Jeffreys Bay (Humansdorp) wind farm https://jeffreysbaywindfarm.co.za (left) and Noupoort wind farm https://noupoortwind.co.za (right).

The last dataset (C) shows wind direction of Noupoort wind farm comprising 7500 hectares and providing a 80 MW capacity, recorded every 10 min at 20 m height. This site is significant because of the excellent wind conditions, its proximity to national roads for wind turbine transportation, the favourable construction conditions, municipality and local stakeholder support and the straightforward electrical connection into the Eskom grid (see Fig. 2, right). Figure 3 shows the map of South Africa with the locations of Marion island, Jeffreys Bay and Noupoort wind farms and rose plots of the wind direction in these regions.

Figure 3
figure 3

Map of South Africa with the locations of Marion island, Jeffreys Bay and Noupoort wind farms and rose plots of the wind direction (created by R programming language version 4.1.3 https://www.r-project.org).

Table 1 shows the descriptive information about the datasets. The results in Table 1, confirm skewness presence in these datasets. Also the Boxplots and kernel density plots of these datasets in Fig. 4. The Boxplots emphasize that these wind direction datasets reveal skew patterns and the kernel density plots confirm multimodal patterns. kernel density estimate is a smoothed version of the histogram which is a useful alternative to the histogram for continuous data. Unlike the histogram, the kernel technique produces a smooth estimate of the density function, uses all sample points’ locations and more convincingly suggests multimodality.

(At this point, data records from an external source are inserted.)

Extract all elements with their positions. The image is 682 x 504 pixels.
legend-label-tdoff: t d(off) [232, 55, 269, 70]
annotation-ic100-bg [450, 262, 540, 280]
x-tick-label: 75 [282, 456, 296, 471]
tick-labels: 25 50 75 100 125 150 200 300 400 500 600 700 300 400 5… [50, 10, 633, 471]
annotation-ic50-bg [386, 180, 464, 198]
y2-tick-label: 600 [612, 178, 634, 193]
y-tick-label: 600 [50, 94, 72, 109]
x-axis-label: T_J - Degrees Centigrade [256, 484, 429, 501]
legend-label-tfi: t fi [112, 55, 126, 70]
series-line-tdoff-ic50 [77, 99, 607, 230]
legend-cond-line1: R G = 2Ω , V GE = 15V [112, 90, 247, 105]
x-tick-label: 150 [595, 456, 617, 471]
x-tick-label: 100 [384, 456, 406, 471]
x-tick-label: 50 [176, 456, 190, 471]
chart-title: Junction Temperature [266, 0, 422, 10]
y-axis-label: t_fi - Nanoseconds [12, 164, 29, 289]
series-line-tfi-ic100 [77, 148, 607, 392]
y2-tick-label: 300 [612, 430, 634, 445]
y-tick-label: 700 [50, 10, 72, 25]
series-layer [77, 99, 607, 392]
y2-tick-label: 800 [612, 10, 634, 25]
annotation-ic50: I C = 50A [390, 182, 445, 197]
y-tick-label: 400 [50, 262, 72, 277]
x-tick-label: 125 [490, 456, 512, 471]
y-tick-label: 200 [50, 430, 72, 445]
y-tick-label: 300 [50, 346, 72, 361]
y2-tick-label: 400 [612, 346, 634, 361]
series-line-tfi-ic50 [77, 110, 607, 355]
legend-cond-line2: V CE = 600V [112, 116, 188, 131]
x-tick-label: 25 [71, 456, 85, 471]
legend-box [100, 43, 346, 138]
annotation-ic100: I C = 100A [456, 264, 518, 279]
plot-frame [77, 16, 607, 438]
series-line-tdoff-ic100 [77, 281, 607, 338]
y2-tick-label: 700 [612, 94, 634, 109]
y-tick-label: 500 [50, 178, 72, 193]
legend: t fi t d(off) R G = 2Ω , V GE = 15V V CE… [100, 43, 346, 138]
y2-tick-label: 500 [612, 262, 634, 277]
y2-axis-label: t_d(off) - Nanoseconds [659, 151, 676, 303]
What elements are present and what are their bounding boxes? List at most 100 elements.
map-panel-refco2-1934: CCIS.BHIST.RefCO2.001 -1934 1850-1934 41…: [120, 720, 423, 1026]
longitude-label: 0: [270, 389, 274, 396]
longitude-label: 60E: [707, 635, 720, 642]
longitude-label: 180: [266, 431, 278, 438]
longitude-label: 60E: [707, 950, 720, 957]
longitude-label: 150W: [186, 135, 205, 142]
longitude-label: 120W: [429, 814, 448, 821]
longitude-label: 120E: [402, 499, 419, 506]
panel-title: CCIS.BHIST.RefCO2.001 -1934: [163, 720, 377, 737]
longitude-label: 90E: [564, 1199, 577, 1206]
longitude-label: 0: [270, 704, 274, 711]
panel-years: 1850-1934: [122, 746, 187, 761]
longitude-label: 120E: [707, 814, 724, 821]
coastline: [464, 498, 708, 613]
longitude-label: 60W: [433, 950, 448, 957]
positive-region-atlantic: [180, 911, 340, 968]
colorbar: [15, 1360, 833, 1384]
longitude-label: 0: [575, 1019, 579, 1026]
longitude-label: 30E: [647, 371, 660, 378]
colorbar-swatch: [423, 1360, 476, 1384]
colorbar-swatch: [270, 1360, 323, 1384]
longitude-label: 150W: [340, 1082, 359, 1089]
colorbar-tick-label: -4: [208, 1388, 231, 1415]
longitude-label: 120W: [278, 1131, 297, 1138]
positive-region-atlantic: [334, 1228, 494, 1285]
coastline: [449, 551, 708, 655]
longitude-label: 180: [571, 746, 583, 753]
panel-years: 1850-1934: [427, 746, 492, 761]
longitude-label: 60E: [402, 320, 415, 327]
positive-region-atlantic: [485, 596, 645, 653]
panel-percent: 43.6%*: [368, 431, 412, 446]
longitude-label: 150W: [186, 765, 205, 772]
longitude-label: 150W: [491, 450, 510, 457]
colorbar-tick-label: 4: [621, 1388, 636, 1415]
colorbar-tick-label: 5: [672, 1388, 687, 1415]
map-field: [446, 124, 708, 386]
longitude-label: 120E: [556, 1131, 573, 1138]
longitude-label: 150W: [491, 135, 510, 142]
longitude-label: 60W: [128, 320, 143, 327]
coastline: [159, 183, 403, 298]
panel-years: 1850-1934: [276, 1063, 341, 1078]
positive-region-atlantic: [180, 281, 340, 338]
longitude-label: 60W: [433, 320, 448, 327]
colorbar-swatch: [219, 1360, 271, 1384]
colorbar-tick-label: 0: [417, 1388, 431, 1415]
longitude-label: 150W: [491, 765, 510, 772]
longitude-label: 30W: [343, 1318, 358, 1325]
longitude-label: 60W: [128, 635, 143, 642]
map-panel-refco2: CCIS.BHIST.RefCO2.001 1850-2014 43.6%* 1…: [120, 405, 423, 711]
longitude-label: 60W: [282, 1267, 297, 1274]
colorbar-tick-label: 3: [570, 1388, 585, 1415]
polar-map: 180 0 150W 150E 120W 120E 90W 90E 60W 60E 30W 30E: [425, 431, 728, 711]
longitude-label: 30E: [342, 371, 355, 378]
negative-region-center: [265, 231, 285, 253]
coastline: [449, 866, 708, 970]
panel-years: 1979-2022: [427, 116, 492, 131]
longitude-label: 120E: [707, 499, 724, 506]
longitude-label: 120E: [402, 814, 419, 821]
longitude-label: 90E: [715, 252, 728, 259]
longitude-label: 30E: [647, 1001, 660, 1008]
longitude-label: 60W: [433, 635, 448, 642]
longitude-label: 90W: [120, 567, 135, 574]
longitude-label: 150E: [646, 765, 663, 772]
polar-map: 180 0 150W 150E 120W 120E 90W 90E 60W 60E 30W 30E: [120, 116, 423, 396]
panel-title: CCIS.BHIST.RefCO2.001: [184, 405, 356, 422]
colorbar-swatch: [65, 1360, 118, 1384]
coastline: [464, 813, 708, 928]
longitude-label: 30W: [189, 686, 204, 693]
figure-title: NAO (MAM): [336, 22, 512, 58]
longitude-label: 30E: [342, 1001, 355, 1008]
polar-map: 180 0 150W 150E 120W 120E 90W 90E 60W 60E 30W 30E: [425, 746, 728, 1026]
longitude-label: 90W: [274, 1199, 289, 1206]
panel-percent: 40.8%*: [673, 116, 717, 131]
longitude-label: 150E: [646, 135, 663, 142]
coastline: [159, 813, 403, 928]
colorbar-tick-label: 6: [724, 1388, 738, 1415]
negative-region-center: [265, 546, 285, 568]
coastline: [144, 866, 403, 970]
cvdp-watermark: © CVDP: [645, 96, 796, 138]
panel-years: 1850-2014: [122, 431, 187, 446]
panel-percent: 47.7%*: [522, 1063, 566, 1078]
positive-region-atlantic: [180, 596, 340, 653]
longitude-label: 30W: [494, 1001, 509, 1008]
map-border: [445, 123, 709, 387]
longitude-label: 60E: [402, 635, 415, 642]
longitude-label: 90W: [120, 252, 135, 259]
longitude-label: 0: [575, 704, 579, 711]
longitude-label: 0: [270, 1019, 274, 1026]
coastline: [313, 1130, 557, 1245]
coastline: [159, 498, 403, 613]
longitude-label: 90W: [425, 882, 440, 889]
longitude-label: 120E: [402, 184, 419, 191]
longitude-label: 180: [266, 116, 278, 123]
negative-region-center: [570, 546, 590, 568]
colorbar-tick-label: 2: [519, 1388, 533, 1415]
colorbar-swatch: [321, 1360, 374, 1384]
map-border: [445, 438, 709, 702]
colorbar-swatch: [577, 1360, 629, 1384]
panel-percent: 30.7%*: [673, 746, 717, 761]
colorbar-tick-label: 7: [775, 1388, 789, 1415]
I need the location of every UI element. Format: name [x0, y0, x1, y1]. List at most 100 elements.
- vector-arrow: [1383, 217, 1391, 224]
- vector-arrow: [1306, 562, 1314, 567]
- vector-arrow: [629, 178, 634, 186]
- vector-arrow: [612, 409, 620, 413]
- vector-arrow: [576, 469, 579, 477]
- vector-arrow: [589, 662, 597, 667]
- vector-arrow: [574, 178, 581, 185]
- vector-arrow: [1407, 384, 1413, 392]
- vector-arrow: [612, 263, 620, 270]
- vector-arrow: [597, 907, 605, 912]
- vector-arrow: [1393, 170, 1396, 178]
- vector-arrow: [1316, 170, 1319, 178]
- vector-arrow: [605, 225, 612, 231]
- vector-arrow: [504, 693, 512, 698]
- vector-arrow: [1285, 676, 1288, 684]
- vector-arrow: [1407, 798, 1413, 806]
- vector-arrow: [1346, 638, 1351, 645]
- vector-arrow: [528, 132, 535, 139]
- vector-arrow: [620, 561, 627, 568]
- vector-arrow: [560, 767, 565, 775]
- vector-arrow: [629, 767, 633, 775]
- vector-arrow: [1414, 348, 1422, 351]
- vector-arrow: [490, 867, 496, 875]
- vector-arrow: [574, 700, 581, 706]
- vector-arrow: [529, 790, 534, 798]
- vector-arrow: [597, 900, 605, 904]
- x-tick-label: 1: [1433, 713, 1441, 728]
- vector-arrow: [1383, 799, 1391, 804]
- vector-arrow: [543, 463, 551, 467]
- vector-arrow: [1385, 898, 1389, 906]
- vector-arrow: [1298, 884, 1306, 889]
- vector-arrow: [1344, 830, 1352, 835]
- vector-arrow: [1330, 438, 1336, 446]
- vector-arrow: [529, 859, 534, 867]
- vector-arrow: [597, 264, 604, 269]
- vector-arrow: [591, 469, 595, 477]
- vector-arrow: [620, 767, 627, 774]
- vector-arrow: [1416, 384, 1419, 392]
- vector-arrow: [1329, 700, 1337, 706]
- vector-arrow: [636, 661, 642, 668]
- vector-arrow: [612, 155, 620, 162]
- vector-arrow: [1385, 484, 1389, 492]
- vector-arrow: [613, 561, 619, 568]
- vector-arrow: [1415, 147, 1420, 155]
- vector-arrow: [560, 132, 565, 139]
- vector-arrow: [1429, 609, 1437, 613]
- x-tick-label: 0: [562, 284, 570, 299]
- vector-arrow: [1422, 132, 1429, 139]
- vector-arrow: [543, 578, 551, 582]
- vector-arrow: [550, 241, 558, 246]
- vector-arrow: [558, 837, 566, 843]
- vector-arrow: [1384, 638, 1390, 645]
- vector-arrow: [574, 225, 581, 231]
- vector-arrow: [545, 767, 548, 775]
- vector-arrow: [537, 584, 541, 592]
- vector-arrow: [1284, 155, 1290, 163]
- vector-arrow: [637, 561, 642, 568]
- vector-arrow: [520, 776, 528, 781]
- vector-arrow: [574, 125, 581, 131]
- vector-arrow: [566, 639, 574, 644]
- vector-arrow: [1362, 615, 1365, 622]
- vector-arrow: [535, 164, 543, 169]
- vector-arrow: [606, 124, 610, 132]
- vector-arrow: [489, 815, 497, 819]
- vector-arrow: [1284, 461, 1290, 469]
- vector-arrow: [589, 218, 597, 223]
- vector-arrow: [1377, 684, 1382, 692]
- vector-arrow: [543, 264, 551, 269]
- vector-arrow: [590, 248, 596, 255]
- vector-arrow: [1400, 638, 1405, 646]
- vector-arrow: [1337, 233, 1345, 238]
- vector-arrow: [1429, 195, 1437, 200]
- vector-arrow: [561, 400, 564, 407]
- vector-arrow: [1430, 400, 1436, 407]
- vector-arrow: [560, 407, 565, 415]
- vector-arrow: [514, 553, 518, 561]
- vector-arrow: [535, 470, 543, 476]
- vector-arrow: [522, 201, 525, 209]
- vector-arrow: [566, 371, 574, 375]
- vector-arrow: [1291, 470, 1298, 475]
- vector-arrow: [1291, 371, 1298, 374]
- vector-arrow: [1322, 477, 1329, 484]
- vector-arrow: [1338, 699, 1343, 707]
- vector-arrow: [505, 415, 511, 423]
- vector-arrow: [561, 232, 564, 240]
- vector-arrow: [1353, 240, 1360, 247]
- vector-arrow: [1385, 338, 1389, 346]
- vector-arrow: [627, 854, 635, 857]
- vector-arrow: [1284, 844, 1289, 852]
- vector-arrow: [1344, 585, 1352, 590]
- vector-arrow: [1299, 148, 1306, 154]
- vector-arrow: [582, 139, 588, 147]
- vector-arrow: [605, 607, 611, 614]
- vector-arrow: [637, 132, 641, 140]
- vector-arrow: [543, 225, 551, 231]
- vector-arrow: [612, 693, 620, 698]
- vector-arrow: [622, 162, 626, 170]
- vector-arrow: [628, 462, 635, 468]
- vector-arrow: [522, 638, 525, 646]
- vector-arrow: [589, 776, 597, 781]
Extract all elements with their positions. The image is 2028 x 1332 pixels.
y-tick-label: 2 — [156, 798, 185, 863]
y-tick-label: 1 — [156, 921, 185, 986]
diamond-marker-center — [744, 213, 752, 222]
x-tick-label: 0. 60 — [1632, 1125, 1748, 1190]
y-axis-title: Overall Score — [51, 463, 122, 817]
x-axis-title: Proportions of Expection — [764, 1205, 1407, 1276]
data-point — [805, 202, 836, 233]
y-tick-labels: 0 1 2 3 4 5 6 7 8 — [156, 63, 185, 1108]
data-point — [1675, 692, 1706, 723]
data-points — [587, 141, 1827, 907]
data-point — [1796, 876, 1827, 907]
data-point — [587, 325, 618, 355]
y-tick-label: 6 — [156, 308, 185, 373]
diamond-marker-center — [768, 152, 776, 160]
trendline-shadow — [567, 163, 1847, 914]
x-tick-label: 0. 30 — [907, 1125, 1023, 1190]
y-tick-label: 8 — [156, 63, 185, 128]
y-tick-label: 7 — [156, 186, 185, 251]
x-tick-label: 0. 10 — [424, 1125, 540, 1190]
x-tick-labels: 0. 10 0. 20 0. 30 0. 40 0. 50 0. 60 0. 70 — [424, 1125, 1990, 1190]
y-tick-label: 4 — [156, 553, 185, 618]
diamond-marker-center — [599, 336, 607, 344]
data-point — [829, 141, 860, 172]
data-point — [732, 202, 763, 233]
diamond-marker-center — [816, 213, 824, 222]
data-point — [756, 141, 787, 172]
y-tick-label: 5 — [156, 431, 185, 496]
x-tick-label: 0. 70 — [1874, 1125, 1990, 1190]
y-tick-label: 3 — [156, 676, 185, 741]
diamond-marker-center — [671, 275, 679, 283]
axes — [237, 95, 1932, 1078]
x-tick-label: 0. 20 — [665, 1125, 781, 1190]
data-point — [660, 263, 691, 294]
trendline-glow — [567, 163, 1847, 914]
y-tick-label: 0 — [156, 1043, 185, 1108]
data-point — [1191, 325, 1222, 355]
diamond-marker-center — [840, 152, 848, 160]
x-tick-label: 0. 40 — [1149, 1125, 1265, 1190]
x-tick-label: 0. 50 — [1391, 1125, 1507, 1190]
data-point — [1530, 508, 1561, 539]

Table 1 Descriptive statistics for the wind direction data.
Figure 4
figure 4

Boxplots and kernel density plots of the wind direction datasets A-C from Marion island, Jeffreys Bay and Noupoort wind farms.

Materials and methods

Sine-skewed von Mises distribution

Most of the distributions on the unit circle share the common feature of being symmetric about their location \( \mu \in [-\pi ,\pi )\). However, since the assumption that data is symmetric is often rejected, Ref.29 introduced the k sine-skewed von Mises distribution with density function

$$\begin{aligned} f_{{SSVM}}(\theta ;\mu ,\tau ,\lambda )=\frac{1}{2\pi I_0(\tau )}\exp (\tau \cos (\theta -\mu ))(1+\lambda \sin (k(\theta -\mu ))), \end{aligned}$$
(1)

where \(I_0(.)\) is the modified Bessel function of the first kind of order 0, \(\mu \in [-\pi ,\pi )\) is the location parameter, \(\tau >0\) is the concentration parameter, \(-1\le \lambda \le 1\) is the skewness parameter and k is a positive integer. \(\lambda >0\) leads to left skewed distributions and \(\lambda <0\) provides right skewed distributions. The symmetric von Mises distribution is retrieved if \(\lambda =0\). For \(k\ge 2\), (1) has a multimodal form but for \(k=1\) it can be both unimodal and bimodal. Figure 5 shows plots of SSVM density functions (see (1)) for \(\mu =0\), \(\tau =0.5\), \(\lambda =-0.8,-0.2,0.5,1\) and \(k=1,2\). As can be seen with \(k=2\) bimodal distributions follows. A mixture of SSVM distributions with \(M\in \mathbb {Z}^{+}\) components is expressed as

$$\begin{aligned} f_M(\theta ;{\varvec{w}},{\varvec{\mu }},{\varvec{\tau }},{\varvec{\lambda }})=\sum _{j=1}^{M} w_j f_{SSVM}(\theta ;\mu _j,\tau _j,\lambda _j), \end{aligned}$$
(2)

where \({\varvec{\mu }} = (\mu _1, \ldots ,\mu _M )\), \({\varvec{\tau }} = (\tau _1, \ldots ,\tau _M )\) and \({\varvec{\lambda }} = (\lambda _1, \ldots ,\lambda _M )\) are vectors of parameters, \(\tau _j>0\), \(\mu _j\in [-\pi ,\pi )\) and \(\lambda _j\in [-1,1]\). \({\varvec{w}} = (w_1, \ldots ,w_M )\) is a vector of the weights containing the relative size of each component in the total sample satisfy the constraints \(0 \le w_j \le 1\) and \(\sum _{j=1}^{M} w_j=1\).

Figure 5
figure 5

Density functions of the SSVM for \(\tau =0.5\), \(\mu =0\), \(\lambda =-0.8,-0.2,0.5,1\) and \(k=1\) (left) and \(k=2\) (right).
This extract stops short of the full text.